Le Power to Go Further Tour organisé par Milence a pris son départ le 15 avril à Paris pour rejoindre Berlin en neuf jours, entièrement en camions électriques. La coentreprise entre Daimler Truck, Traton et le groupe Volvo (qui regroupe Volvo Trucks et Renault Trucks) s'appuie sur son propre réseau de stations haute puissance : Saint-Witz (France), Gand et Maasmechelen (Belgique), Zwolle (Pays-Bas), puis Mogendorf, Kassel-Lohfelden et Vockerode (Allemagne). Six de ces hubs sont cofinancés par l'Union européenne via le dispositif Alternative Fuels Infrastructure Facility (AFIF). D'autres camions, opérés par de grandes entreprises de transport, rejoindront le convoi au fil du parcours.
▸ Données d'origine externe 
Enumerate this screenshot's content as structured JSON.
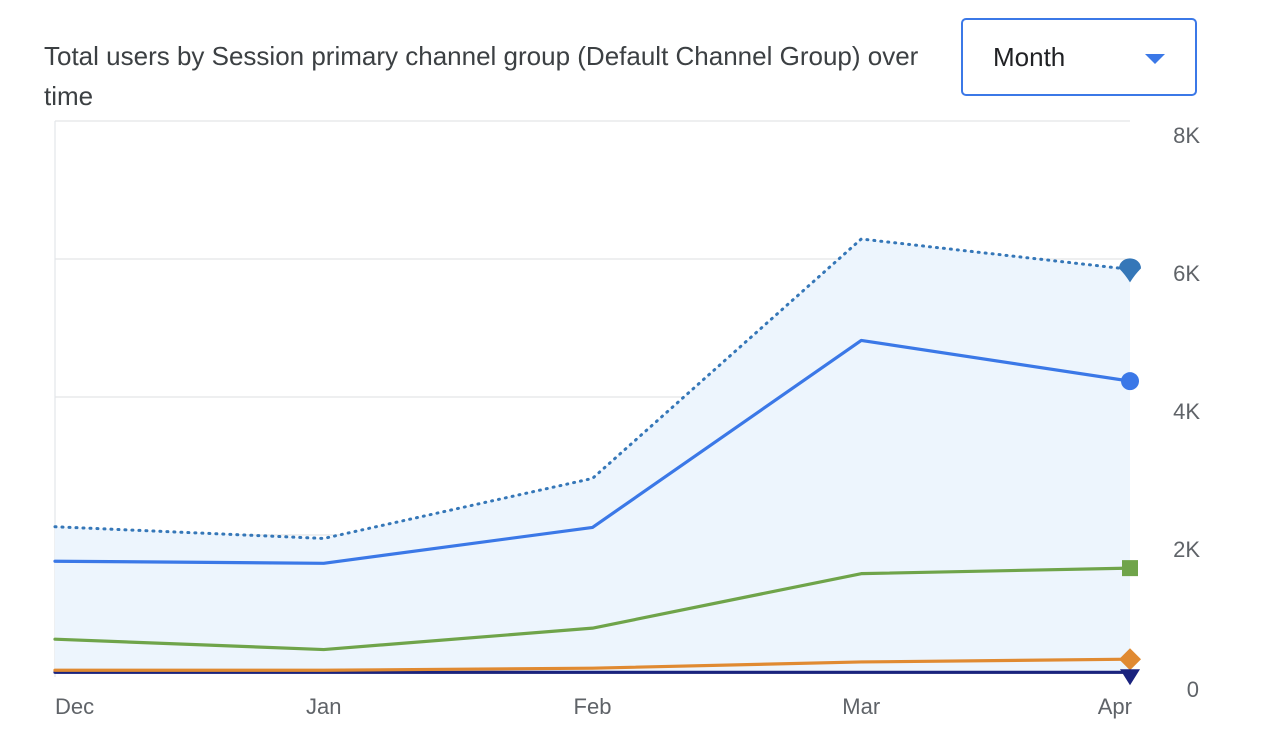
{
  "title": "Total users by Session primary channel group (Default Channel Group) over time",
  "dropdown": {
    "selected": "Month"
  },
  "chart_data": {
    "type": "line",
    "title": "Total users by Session primary channel group (Default Channel Group) over time",
    "x": [
      "Dec",
      "Jan",
      "Feb",
      "Mar",
      "Apr"
    ],
    "ylim": [
      0,
      8000
    ],
    "y_ticks": [
      0,
      2000,
      4000,
      6000,
      8000
    ],
    "y_tick_labels": [
      "0",
      "2K",
      "4K",
      "6K",
      "8K"
    ],
    "y_axis_position": "right",
    "grid": true,
    "area_series": 0,
    "series": [
      {
        "values": [
          2120,
          1950,
          2820,
          6290,
          5850
        ],
        "color": "#3577b8",
        "style": "dotted",
        "marker": "teardrop"
      },
      {
        "values": [
          1620,
          1590,
          2110,
          4820,
          4230
        ],
        "color": "#3b78e7",
        "style": "solid",
        "marker": "circle"
      },
      {
        "values": [
          490,
          340,
          650,
          1440,
          1520
        ],
        "color": "#6fa44a",
        "style": "solid",
        "marker": "square"
      },
      {
        "values": [
          40,
          40,
          70,
          160,
          200
        ],
        "color": "#e08a32",
        "style": "solid",
        "marker": "diamond"
      },
      {
        "values": [
          10,
          10,
          10,
          10,
          10
        ],
        "color": "#1a237e",
        "style": "solid",
        "marker": "triangle-down"
      }
    ],
    "area_fill": "#edf5fd"
  }
}
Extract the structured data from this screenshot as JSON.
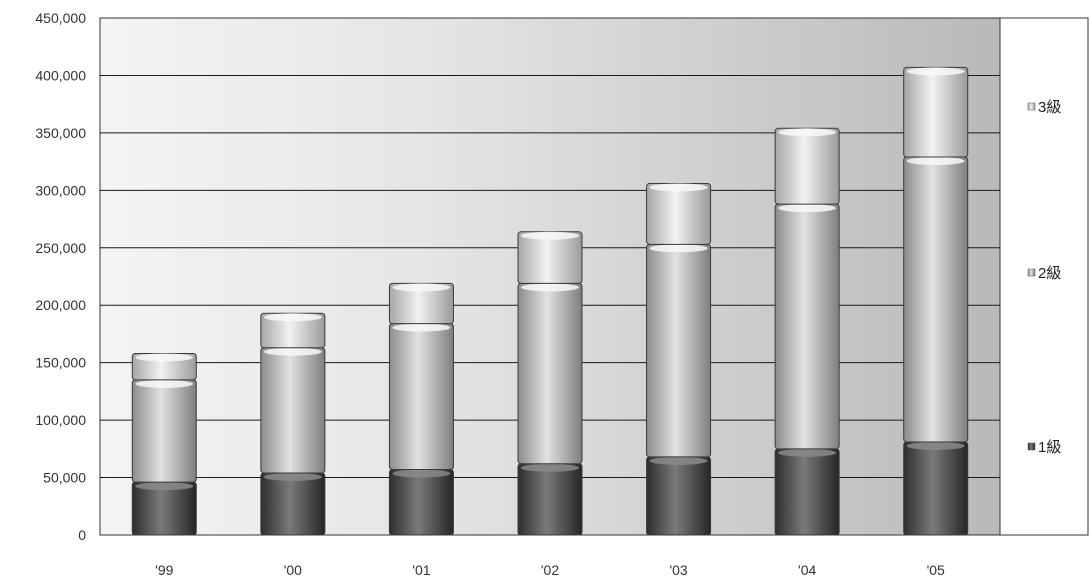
{
  "chart_data": {
    "type": "bar",
    "stacked": true,
    "categories": [
      "'99",
      "'00",
      "'01",
      "'02",
      "'03",
      "'04",
      "'05"
    ],
    "series": [
      {
        "name": "1級",
        "values": [
          46000,
          54000,
          57000,
          62000,
          68000,
          75000,
          81000
        ]
      },
      {
        "name": "2級",
        "values": [
          89000,
          109000,
          127000,
          157000,
          185000,
          213000,
          248000
        ]
      },
      {
        "name": "3級",
        "values": [
          23000,
          30000,
          35000,
          45000,
          53000,
          66000,
          78000
        ]
      }
    ],
    "yticks": [
      "0",
      "50,000",
      "100,000",
      "150,000",
      "200,000",
      "250,000",
      "300,000",
      "350,000",
      "400,000",
      "450,000"
    ],
    "ylim": [
      0,
      450000
    ],
    "grid": true,
    "legend_position": "right",
    "colors": {
      "series1": "#4a4a4a",
      "series2": "#b5b5b5",
      "series3": "#d3d3d3",
      "plot_bg": "#c4c4c4",
      "grid": "#1a1a1a"
    }
  }
}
Camion électrique compétitif, indique Milence
Milence positionne le camion électrique comme désormais compétitif face au diesel sur les grands axes : coûts d'exploitation estimés à 0,995 € par kilomètre contre environ 1,00 € pour le diesel, sur la base d'un trajet effectué à 97,5 % sur routes à péage et intégrant la future taxe poids lourds néerlandaise prévue en juillet 2026. Jusqu'à 1 470 kg de CO2 peuvent être évités lorsque l'électricité est d'origine renouvelable. La coentreprise compte 33 stations opérationnelles dans huit pays, avec des corridors déjà structurés sur Paris-Amsterdam, Barcelone-Lyon-Paris, Anvers-Stockholm et Berlin-Stuttgart. La technologie Megawatt Charging System (MCS), déjà déployée à Anvers, Zwolle et Landvetter (Suède), permet de réduire significativement les temps de recharge.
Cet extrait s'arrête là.